Tuesday, April 18, 2017

My Favourite Book, Part Two

Last time I talked about the first time I ever bought comics. I ended up with about one hundred and twenty of them and used them to figure out how comic books are constructed.

For the next few years, I added to my collection only in fits and starts. I wasn't much for whining, and my parents weren't much for giving into it, but I did persuade them, on occasion, to let me pick up a comic book from a supermarket spinner rack or the magazine shelf of a book store. These comics were selected opportunistically, picked out based on the colours on the cover and whether the movement caught my eye.

I mean, really.
So very cool. (I still
like the black costume
This being the 1980s, I ended up with a lot of Thor and Spiderman, which suited me just fine. Thor had plenty of action, Norse mythology and plots that arced long but that I could pick up easily if I missed a few issues, and Spiderman had terrible quips, interesting villains and an engaging secondary cast. It also felt strangely real in a way I honestly sometime found off-putting.

Peter Parker was a loser, yes, but he felt like someone I knew, or could know, and it made me uneasy about my life and the lives of my fellow nerds. Most of us were just barely holding onto our dignity and social standing. If one of us was bitten by, I don't know, a radioactive seagull and drawn into a complex web of costumed mobsters while trying to maintain a secret identity, it'd be overwhelming.

Before you say it out loud, yes, I recognize that I worried about some weird things as a kid.

Anyhow, my comic book collecting was sporadic at best and as time went on, my collection began to fall apart, literally and figuratively.

I learned quickly that it was unwise to take a comic book to school. The front cover would wear off just getting carried around in a backpack, and could fall apart completely before you got home, assuming that a well-meaning teacher didn't take it from you beforehand. They could go to birthday parties and like, but other kid's mothers might not be keen on their kid's friends bring them over.
They really did kill a
character, too. Stayed dead
for, like a decade, too.

Even just keeping in my room wasn't enough because some of my more pious friends took it upon themselves to save me from the danger of comic books. That's how my latest find - a long white cardboard box made for holding comics - ended up in the closet. Which, in the interests of full confession, is the real reason I cleaned out my closet in the summer before 3rd grade. You're welcome, mom.

I didn't stop collecting, though, and slowly I built up a decent-sized collection. It was mostly Marvel, although I had a soft spot for 80s Batman, the Dark Knight Detective. I also picked up Legion of Superheroes whenever I could. It had the cheesiest plots and dumbest hero names, but there was something compelling about it. Tales of the Legion of Superheroes #329 probably ranks in the top 10 of my favourite comics of all time.
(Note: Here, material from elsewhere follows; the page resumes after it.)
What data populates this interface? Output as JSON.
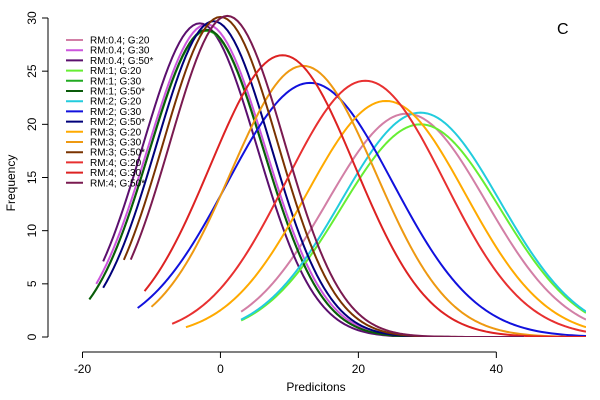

Absolutely no regrets - could
probably do another blog entry on
this game's impact on my DMing. Hrm.
Still, though, it was rare to get two comics in sequence, and I didn't have much money, having saved up and spent most of it on a Nintendo and a bunch of games. At the time, it seemed basically impossible to find a steady source of comics. It's not like there were stores that specialized in selling them.

My next big moment was buying a comic book with my own money. My choice was odd: The Official Handbook of the Marvel Universe, Volume 2, issue 3.

I wish I could say that I bought it because the content was intellectually stimulating, but the truth is that it was a honkin' 64 pages long, and the front cover showed a mostly naked woman with clouds covering her naughty bits.
I am a shallow person.

Of course, the titillation factor was short-lived because, as other readers of this title know, this is basically a reference book for the Marvel Universe. I mean, it's right in the title, so it shouldn't have surprised me but, here it was: 64 pages of dry narratives of a superhero's life, accompanied by diagrams of their equipment and how they work. No, really. Have you ever wanted to know how Daredevil's grappling hook baton works? Well, even if you didn't, you'd know if you, too, had OHOTMUDE vol. 3. (That's what the cool kids call it.)

There was something else about the Official Handbooks, though. They presented the information in an almost journalistic style. The tragic circumstances that lead up to Daredevil taking up his cowl were just . . . delivered, almost without context, which enabled me to contextualize the events in a different way, and see them in a more subjective way

That's really the only problem I have with comics as a medium. With the exception of a few especially daring creators, the events that happen in a comic book are pretty objective, but presented in still frames that don't always give all of the information necessary to get the objective truth, and that can be problematic when you're someone like me, someone who has trouble understanding context.

Plus, statistics! Who doesn't want to know that Doctor Druid has the physical strength of an individual who engages in limited regular exercise, and the exact number of pounds of TNT that are equivalent to a blast from Cyclops' eye-beams? This nerd, right here.

I collection the Handbooks to this day, as anyone who followed my blog during my, "making Marvel RPG characters," phase can attest.

In addition to my buying it with my own money, the Handbook represented still another chapter in my comic book collecting, though: I bought it in a comic book store.